Jan 17, 2018–Here’s a riddle: What is something we greet every morning by pressing our lips to it and cradling it to warm our hands, yet we literally overlook it?

The answer: Your coffee mug.

A random kudo from a reader who shared how happy she was to win my genuine “Full House” coffee mug in a drawing got me to thinking about the intimate relationship we have with our morning coffee delivery system.

I decided to ask others what their favorite morning mug was, and why. The depth of passion in responses proves that our coffee ritual goes beyond introducing caffeine to our bloodstream. Here are some examples:

Emotional

Perhaps the strongest is when a mug elicits memories of a loved one. This ranges from the “World’s Greatest Dad” variety to several readers who shared pictures of coffee cups covered in photographs of parents and spouses.

Historical

Many mugs commemorate a trip to a cherished place, from Disneyland to the local Kwik-E-Mart.

Branding

Sports teams and implement companies spend those bucks on branding for good reason. Readers were proud of their cups with Elvis, John Deere, Dunkin Donuts, and every college and professional sports team.

Shape

Another reader pointed out how her pyramid-shaped mug (narrow at the top, wide at the base) helped hold in the heat longer. A critical factor for those who linger over the morning joe.

Size

Serious caffeine consumers picked their mugs based on coffee capacity. “One cup” of coffee is now is only loosely based on the avoirdupois system, and more nearly contains three times that amount.

My personal stable of favorites reflects all these reasons. Top three includes the Star Trek mug declaring Riverside, Iowa, as the future birthplace of Captain James T. Kirk; an out-of-print advertising mug for the first newspaper in which my writing appeared back in 1968, the also nearly out-of-print newspaper The Wellman Advance; and a pretty pear-shaped cup with a rainbow arching over the word Iowa. My daughter brought that back from a visit with her grandma, which I appropriated. Sorry, girl. She was my mom first.

It also reminds me of my dad. One of my memories is how he would leave the house to do chores after breakfast, carrying along his coffee cup for a final few sips to sustain him on the long walk to the barn. You would regularly find empty cups sitting atop fence posts and tractor fenders, right where he left them. I find myself doing this now, marking my territory with empty cups.
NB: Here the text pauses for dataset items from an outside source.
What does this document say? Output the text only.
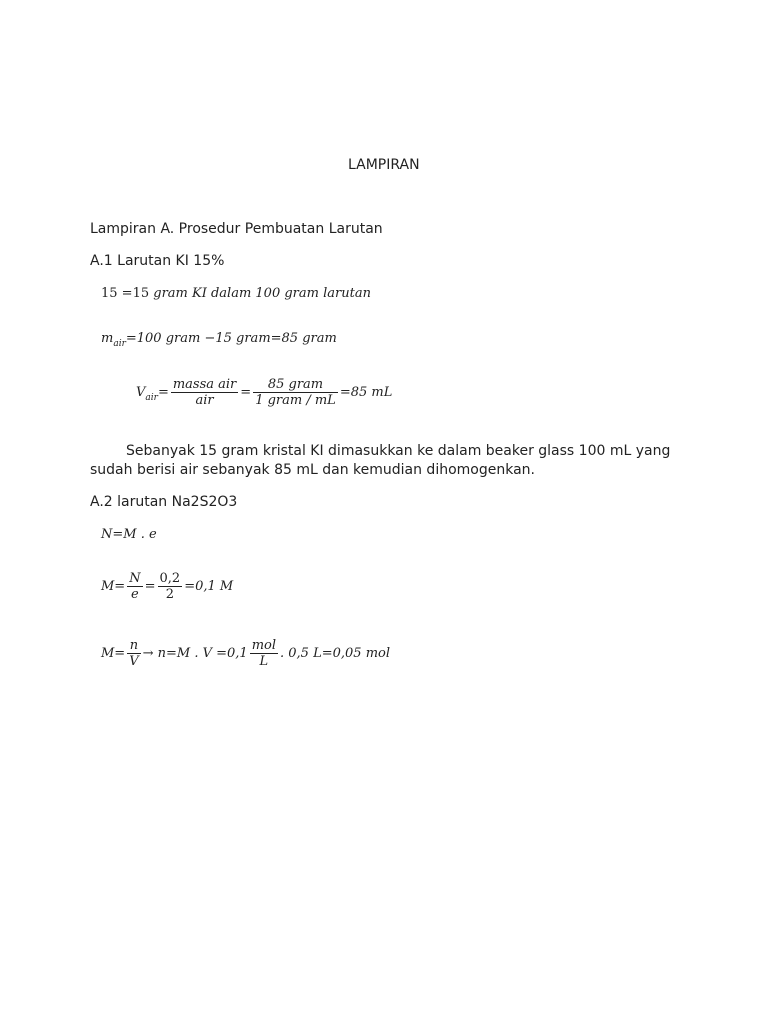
LAMPIRAN
Lampiran A. Prosedur Pembuatan Larutan
A.1 Larutan KI 15%
15 =15 gram KI dalam 100 gram larutan
$m_{air}=100$ gram −15 gram=85 gram
$V_{air}= \frac{\text{massa air}}{\text{air}} = \frac{\text{85 gram}}{\text{1 gram / mL}} =85$ mL
Sebanyak 15 gram kristal KI dimasukkan ke dalam beaker glass 100 mL yang sudah berisi air sebanyak 85 mL dan kemudian dihomogenkan.
A.2 larutan Na2S2O3
N=M . e
$M= \frac{N}{e} = \frac{0,2}{2} =0,1$ M
$M= \frac{n}{V} \to n=M$ . $V =0,1 \frac{\text{mol}}{L}$ . 0,5 L=0,05 mol
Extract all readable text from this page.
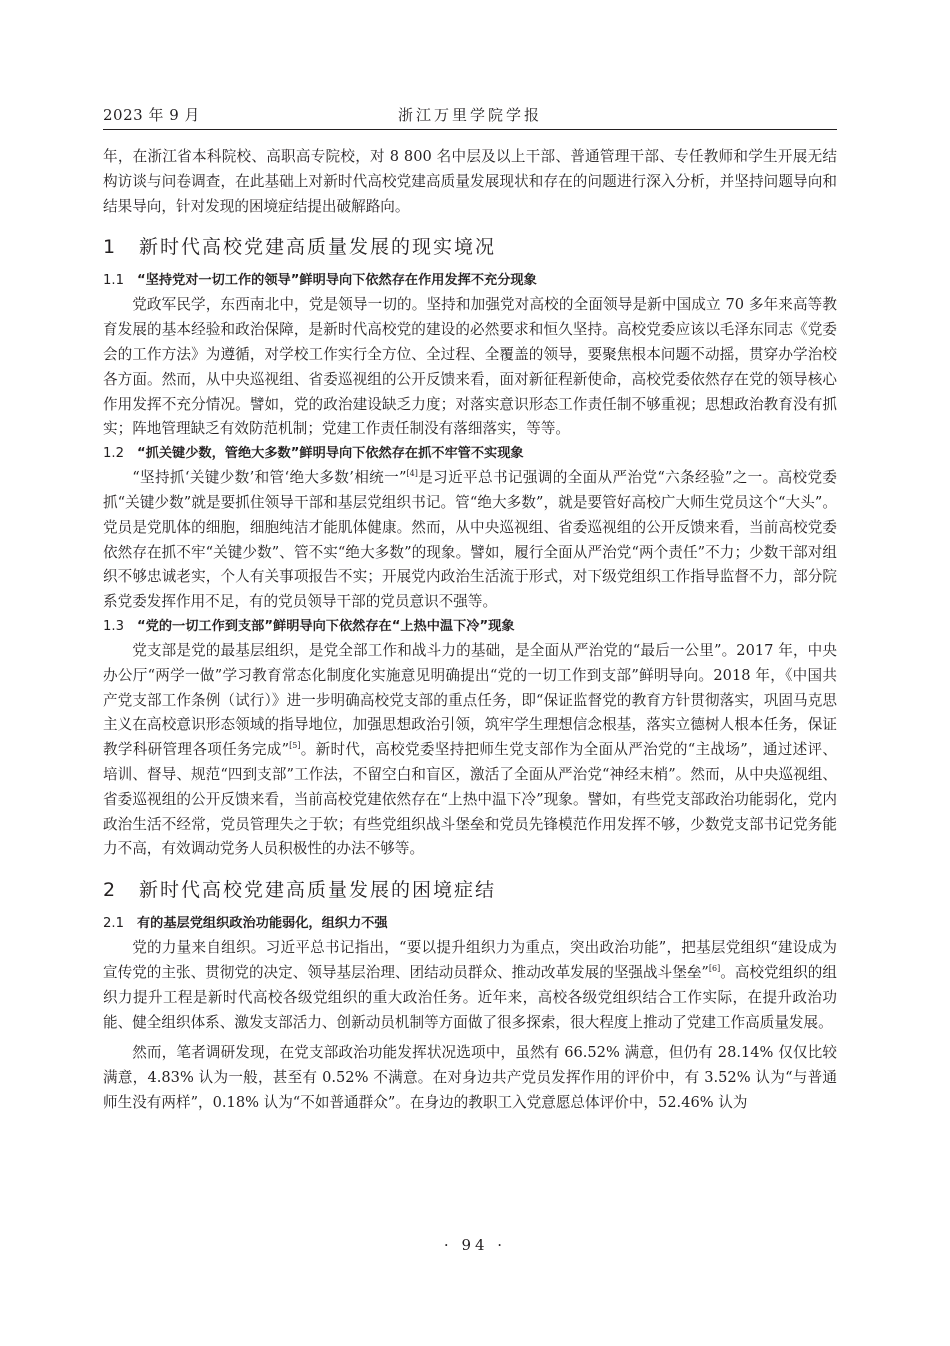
2023 年 9 月	浙江万里学院学报

年，在浙江省本科院校、高职高专院校，对 8 800 名中层及以上干部、普通管理干部、专任教师和学生开展无结构访谈与问卷调查，在此基础上对新时代高校党建高质量发展现状和存在的问题进行深入分析，并坚持问题导向和结果导向，针对发现的困境症结提出破解路向。

1 新时代高校党建高质量发展的现实境况
1.1 “坚持党对一切工作的领导”鲜明导向下依然存在作用发挥不充分现象

党政军民学，东西南北中，党是领导一切的。坚持和加强党对高校的全面领导是新中国成立 70 多年来高等教育发展的基本经验和政治保障，是新时代高校党的建设的必然要求和恒久坚持。高校党委应该以毛泽东同志《党委会的工作方法》为遵循，对学校工作实行全方位、全过程、全覆盖的领导，要聚焦根本问题不动摇，贯穿办学治校各方面。然而，从中央巡视组、省委巡视组的公开反馈来看，面对新征程新使命，高校党委依然存在党的领导核心作用发挥不充分情况。譬如，党的政治建设缺乏力度；对落实意识形态工作责任制不够重视；思想政治教育没有抓实；阵地管理缺乏有效防范机制；党建工作责任制没有落细落实，等等。

1.2 “抓关键少数，管绝大多数”鲜明导向下依然存在抓不牢管不实现象

“坚持抓‘关键少数’和管‘绝大多数’相统一”[4]是习近平总书记强调的全面从严治党“六条经验”之一。高校党委抓“关键少数”就是要抓住领导干部和基层党组织书记。管“绝大多数”，就是要管好高校广大师生党员这个“大头”。党员是党肌体的细胞，细胞纯洁才能肌体健康。然而，从中央巡视组、省委巡视组的公开反馈来看，当前高校党委依然存在抓不牢“关键少数”、管不实“绝大多数”的现象。譬如，履行全面从严治党“两个责任”不力；少数干部对组织不够忠诚老实，个人有关事项报告不实；开展党内政治生活流于形式，对下级党组织工作指导监督不力，部分院系党委发挥作用不足，有的党员领导干部的党员意识不强等。

1.3 “党的一切工作到支部”鲜明导向下依然存在“上热中温下冷”现象

党支部是党的最基层组织，是党全部工作和战斗力的基础，是全面从严治党的“最后一公里”。2017 年，中央办公厅“两学一做”学习教育常态化制度化实施意见明确提出“党的一切工作到支部”鲜明导向。2018 年，《中国共产党支部工作条例（试行）》进一步明确高校党支部的重点任务，即“保证监督党的教育方针贯彻落实，巩固马克思主义在高校意识形态领域的指导地位，加强思想政治引领，筑牢学生理想信念根基，落实立德树人根本任务，保证教学科研管理各项任务完成”[5]。新时代，高校党委坚持把师生党支部作为全面从严治党的“主战场”，通过述评、培训、督导、规范“四到支部”工作法，不留空白和盲区，激活了全面从严治党“神经末梢”。然而，从中央巡视组、省委巡视组的公开反馈来看，当前高校党建依然存在“上热中温下冷”现象。譬如，有些党支部政治功能弱化，党内政治生活不经常，党员管理失之于软；有些党组织战斗堡垒和党员先锋模范作用发挥不够，少数党支部书记党务能力不高，有效调动党务人员积极性的办法不够等。

2 新时代高校党建高质量发展的困境症结
2.1 有的基层党组织政治功能弱化，组织力不强

党的力量来自组织。习近平总书记指出，“要以提升组织力为重点，突出政治功能”，把基层党组织“建设成为宣传党的主张、贯彻党的决定、领导基层治理、团结动员群众、推动改革发展的坚强战斗堡垒”[6]。高校党组织的组织力提升工程是新时代高校各级党组织的重大政治任务。近年来，高校各级党组织结合工作实际，在提升政治功能、健全组织体系、激发支部活力、创新动员机制等方面做了很多探索，很大程度上推动了党建工作高质量发展。

然而，笔者调研发现，在党支部政治功能发挥状况选项中，虽然有 66.52% 满意，但仍有 28.14% 仅仅比较满意，4.83% 认为一般，甚至有 0.52% 不满意。在对身边共产党员发挥作用的评价中，有 3.52% 认为“与普通师生没有两样”，0.18% 认为“不如普通群众”。在身边的教职工入党意愿总体评价中，52.46% 认为

· 94 ·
Today, the humble moveable cup has become an industry. In the 1950s, my folks would mobilize their coffee in the classic green Thermos brand bottle, complete with cork to hold the liquid, and a screw-on cap that also served as a cup.

Now you can buy weapons grade coffee containers with highly engineered dispensing valves, knurled grips, and guarantees to keep the java hot through a bomb cyclone.

I’ve had my trials with these. First I have a hard time justifying spending in the mid double digits for a cup, no matter how heavy duty.

But the real Achilles heel is that each cup requires a lid, and no two lids are interchangeable. The result? We all have a cupboard clogged with lidless cups, and a drawer filled with lids that don’t match any vessel. A cup without a lid is as useful as a bowl without a bottom.

I’ve tried to carry my car coffee in a Styrofoam cup and lid like those used in takeout. But plastic and foam doesn’t give the same mouth feel as a good ceramic mug.

When you think about all this, it makes you believe that mankind’s greatest under appreciated invention must be the cup. What a leap of intuition by some aboriginal biped! How do you bring the spring water to the lips of the thirsty traveler? One man or woman somewhere, tired of crouching along the muddy stream, decided to fashion a vessel, perhaps from a curled leaf or pitted shell. Suddenly they realized they could sit back and contemplate the ferny world while drinking tepid water, curdled yak milk, or fermented grain at their leisure.

And how long after before two drinkers raised their clam shells in a toast?